自分がもっと大人になればいいのだ。結局は実子に頼るしか術はないのだから
(検察官)それではまたストレスが溜まるのではありませんか→わからない
(検察官)そうなった場合の対処法は?→その時に考える
(検察官)誰かに相談するなどは?→そのつもりはない
そして
「罪を犯した人はまた罪を犯すと考えているのか、そのへんをあたたかい目で見てはもらえないのか」と絶叫に近い口調で言い放った。
裁判長が割って入り(これも稀なことだと後から聞いた)
我慢するだけが解決法ではないのですよ。本心を語って欲しいのです。被害者の前では言いにくいかもしれませんが…

その後も
(弁護士)拘置所には誰が面会に来ましたか?→(被害者の)実子、姉、姉の子
(弁護士)地域包括からは?→一度だけ来た
(弁護士)包括から、退所したら施設入居などへの提案はありましたか→考えてみると答えた。彼らはどうせ目先の…
(弁護士)(遮って)心配しているんですよ。心配してなきゃ拘置所までなんか行きませんよ。行政や警察の対応に不満なのか?→不満なわけではない。ただ信用できなくなった。
(弁護士)ではどうして欲しかったのか?→自分でどうしようもないことを他人さまに頼ったことはない。行政や警察が何をしようと(被害者実子の)行動は変わらない。

そして最後に被害者の意見陳述があった
流麗至極。自分は暴言も暴力も行なっていない。疾病はあるが自制がきかなくなることはない。親はなんでも(きょうだいの家出、配偶者の自死)を人のせいにしている。自分の罪に向き合わない親が悲しい。

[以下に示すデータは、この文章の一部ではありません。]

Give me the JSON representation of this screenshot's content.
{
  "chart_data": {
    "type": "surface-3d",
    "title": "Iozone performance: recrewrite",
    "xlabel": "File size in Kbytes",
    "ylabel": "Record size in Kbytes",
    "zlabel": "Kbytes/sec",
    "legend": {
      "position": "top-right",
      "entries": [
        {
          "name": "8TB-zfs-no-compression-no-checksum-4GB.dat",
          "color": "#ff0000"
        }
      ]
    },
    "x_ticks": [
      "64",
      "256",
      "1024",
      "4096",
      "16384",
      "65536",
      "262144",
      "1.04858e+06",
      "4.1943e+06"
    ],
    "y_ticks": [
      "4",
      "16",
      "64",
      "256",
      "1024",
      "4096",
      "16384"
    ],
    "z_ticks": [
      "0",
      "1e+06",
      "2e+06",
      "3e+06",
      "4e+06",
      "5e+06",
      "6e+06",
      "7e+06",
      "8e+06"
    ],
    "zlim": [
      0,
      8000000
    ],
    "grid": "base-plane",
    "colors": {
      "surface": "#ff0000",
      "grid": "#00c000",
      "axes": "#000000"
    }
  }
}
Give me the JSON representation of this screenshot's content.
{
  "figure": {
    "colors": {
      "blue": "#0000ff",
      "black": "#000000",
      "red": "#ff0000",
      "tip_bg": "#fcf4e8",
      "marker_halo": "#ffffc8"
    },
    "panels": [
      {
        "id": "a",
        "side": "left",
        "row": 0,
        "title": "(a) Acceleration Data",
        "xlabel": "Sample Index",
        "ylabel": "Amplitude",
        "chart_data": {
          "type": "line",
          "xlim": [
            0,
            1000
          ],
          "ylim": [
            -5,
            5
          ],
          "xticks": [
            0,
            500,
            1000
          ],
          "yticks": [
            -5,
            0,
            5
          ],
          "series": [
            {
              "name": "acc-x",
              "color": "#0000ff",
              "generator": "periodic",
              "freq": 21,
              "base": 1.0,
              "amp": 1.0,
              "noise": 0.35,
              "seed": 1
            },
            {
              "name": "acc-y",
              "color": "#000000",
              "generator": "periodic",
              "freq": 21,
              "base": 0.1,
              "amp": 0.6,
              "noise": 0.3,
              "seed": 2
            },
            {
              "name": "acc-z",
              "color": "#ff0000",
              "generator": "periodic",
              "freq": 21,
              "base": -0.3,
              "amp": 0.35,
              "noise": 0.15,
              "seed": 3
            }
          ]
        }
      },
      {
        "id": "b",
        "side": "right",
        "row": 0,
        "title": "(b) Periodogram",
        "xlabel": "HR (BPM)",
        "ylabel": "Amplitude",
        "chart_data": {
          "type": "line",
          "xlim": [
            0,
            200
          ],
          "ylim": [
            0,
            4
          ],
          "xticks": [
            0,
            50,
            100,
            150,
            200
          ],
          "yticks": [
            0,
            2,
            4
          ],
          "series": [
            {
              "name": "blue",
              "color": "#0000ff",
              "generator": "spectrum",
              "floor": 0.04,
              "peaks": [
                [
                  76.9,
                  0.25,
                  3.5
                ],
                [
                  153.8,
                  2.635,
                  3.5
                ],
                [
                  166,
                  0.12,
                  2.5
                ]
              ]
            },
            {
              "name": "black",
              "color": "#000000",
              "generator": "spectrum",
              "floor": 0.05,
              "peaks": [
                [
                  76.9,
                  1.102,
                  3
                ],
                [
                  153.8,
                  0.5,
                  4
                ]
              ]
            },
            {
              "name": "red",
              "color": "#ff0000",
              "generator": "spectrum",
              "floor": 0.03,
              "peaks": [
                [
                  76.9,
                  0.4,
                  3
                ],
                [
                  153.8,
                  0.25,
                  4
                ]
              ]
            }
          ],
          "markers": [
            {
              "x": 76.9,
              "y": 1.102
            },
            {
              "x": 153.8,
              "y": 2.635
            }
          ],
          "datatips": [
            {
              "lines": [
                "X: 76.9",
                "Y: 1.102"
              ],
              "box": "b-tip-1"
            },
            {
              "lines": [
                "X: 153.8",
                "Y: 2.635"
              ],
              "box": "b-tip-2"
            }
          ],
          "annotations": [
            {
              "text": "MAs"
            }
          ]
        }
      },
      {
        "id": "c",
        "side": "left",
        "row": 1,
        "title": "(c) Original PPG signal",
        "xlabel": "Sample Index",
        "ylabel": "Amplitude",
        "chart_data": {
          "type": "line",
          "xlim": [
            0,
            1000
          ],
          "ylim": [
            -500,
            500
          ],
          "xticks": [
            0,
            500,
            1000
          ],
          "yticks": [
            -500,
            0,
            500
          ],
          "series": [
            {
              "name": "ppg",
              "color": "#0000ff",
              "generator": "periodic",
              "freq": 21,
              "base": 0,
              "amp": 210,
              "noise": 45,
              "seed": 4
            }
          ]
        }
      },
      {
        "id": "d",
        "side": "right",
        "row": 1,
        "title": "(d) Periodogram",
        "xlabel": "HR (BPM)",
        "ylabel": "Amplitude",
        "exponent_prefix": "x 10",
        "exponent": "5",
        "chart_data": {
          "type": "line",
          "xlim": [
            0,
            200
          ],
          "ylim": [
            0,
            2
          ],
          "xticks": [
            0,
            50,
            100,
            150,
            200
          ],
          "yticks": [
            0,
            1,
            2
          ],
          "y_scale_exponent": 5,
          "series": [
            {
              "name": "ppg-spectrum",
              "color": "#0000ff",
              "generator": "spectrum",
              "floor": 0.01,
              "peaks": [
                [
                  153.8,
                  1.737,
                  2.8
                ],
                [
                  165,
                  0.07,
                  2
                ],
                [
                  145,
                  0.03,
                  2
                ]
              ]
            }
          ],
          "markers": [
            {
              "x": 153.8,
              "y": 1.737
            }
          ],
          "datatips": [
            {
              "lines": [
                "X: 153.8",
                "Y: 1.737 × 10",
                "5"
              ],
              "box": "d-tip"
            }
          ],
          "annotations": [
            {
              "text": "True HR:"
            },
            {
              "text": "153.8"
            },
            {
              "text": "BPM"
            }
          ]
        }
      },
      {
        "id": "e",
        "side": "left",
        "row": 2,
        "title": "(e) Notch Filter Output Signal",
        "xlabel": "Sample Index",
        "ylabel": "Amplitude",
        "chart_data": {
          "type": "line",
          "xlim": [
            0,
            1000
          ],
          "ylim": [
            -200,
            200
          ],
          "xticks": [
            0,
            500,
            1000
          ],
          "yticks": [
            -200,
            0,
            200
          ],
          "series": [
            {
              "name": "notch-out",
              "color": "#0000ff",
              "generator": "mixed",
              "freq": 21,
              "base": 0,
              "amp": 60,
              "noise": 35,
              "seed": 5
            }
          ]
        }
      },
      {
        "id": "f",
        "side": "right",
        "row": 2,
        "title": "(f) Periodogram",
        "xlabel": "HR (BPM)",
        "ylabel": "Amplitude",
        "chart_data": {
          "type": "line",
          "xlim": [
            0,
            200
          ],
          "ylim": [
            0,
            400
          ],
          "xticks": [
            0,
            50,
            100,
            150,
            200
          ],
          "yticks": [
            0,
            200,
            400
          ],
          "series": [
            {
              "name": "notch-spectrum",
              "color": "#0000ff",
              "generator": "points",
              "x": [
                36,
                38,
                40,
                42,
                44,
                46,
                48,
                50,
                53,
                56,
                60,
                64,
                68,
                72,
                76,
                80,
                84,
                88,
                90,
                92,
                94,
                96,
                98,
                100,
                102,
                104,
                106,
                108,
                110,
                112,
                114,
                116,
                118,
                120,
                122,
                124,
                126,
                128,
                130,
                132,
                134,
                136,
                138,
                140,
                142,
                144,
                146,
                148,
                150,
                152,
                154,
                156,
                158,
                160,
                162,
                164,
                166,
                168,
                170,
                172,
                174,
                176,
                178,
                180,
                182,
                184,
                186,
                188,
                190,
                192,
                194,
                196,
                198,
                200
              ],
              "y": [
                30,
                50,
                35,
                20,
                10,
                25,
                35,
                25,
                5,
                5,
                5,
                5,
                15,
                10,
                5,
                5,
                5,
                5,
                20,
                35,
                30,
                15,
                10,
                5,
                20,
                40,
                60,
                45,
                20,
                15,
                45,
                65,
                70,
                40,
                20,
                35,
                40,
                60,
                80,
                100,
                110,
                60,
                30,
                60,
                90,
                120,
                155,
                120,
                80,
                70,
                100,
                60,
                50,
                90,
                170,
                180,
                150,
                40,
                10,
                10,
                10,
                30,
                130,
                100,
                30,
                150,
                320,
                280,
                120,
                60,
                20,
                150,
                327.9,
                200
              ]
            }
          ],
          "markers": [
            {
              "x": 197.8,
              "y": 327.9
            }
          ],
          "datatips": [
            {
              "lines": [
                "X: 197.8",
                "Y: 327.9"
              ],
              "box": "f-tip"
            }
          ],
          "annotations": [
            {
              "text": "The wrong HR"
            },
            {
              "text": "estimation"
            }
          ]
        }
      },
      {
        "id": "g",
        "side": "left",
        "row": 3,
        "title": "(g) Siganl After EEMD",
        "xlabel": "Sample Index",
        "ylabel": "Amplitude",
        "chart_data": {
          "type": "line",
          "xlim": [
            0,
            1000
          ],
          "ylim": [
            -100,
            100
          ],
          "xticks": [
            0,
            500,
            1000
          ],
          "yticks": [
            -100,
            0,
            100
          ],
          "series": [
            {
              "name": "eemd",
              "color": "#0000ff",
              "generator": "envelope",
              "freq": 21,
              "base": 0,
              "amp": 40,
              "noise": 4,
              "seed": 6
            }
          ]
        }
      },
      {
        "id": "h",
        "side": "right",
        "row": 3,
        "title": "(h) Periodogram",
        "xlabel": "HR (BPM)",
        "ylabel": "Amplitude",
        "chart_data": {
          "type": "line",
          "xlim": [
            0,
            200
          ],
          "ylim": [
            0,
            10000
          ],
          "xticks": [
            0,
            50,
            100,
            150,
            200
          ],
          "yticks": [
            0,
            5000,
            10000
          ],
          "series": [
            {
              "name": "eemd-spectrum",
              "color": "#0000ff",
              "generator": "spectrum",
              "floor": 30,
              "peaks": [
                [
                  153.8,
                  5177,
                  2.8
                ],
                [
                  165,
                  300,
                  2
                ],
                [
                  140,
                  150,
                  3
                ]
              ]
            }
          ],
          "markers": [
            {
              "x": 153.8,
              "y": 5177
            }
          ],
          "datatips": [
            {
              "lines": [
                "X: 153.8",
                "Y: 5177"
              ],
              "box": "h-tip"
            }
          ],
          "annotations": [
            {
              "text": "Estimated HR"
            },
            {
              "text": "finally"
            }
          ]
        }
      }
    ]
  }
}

統合失調だった(らしい)従兄とその母親がずっとだぶって見えていた。従兄も他者の介入を許さず、伯母は医者に行くことも禁じられていた。家は片付けもできず(物を動かすのを従兄が嫌がったため)ゴミ屋敷となり、伯母は白内障の手術さえ嘘をついてやっと出かけた。私にはこの被害者が自分の親に対してやったことがよく「見える。」
伯母は身内以外の周囲に対し、従兄は「知恵遅れなので働けないため家にいる」と語っていたらしい、と後から聞いた。彼女にとっては「精神を病む」というより「知的障害」の方が世間体が「マシ」だったのだろうか。あるいはそう信じたかったのだろうか。

この母親が第三者の介入を拒む以上、執行猶予はつきにくいように思う。
精神の病は、家族全員を覆う。でも縦割り福祉のシステムはそれをサポートするようにはできていない。包括だけが動けば済む問題ではないのに。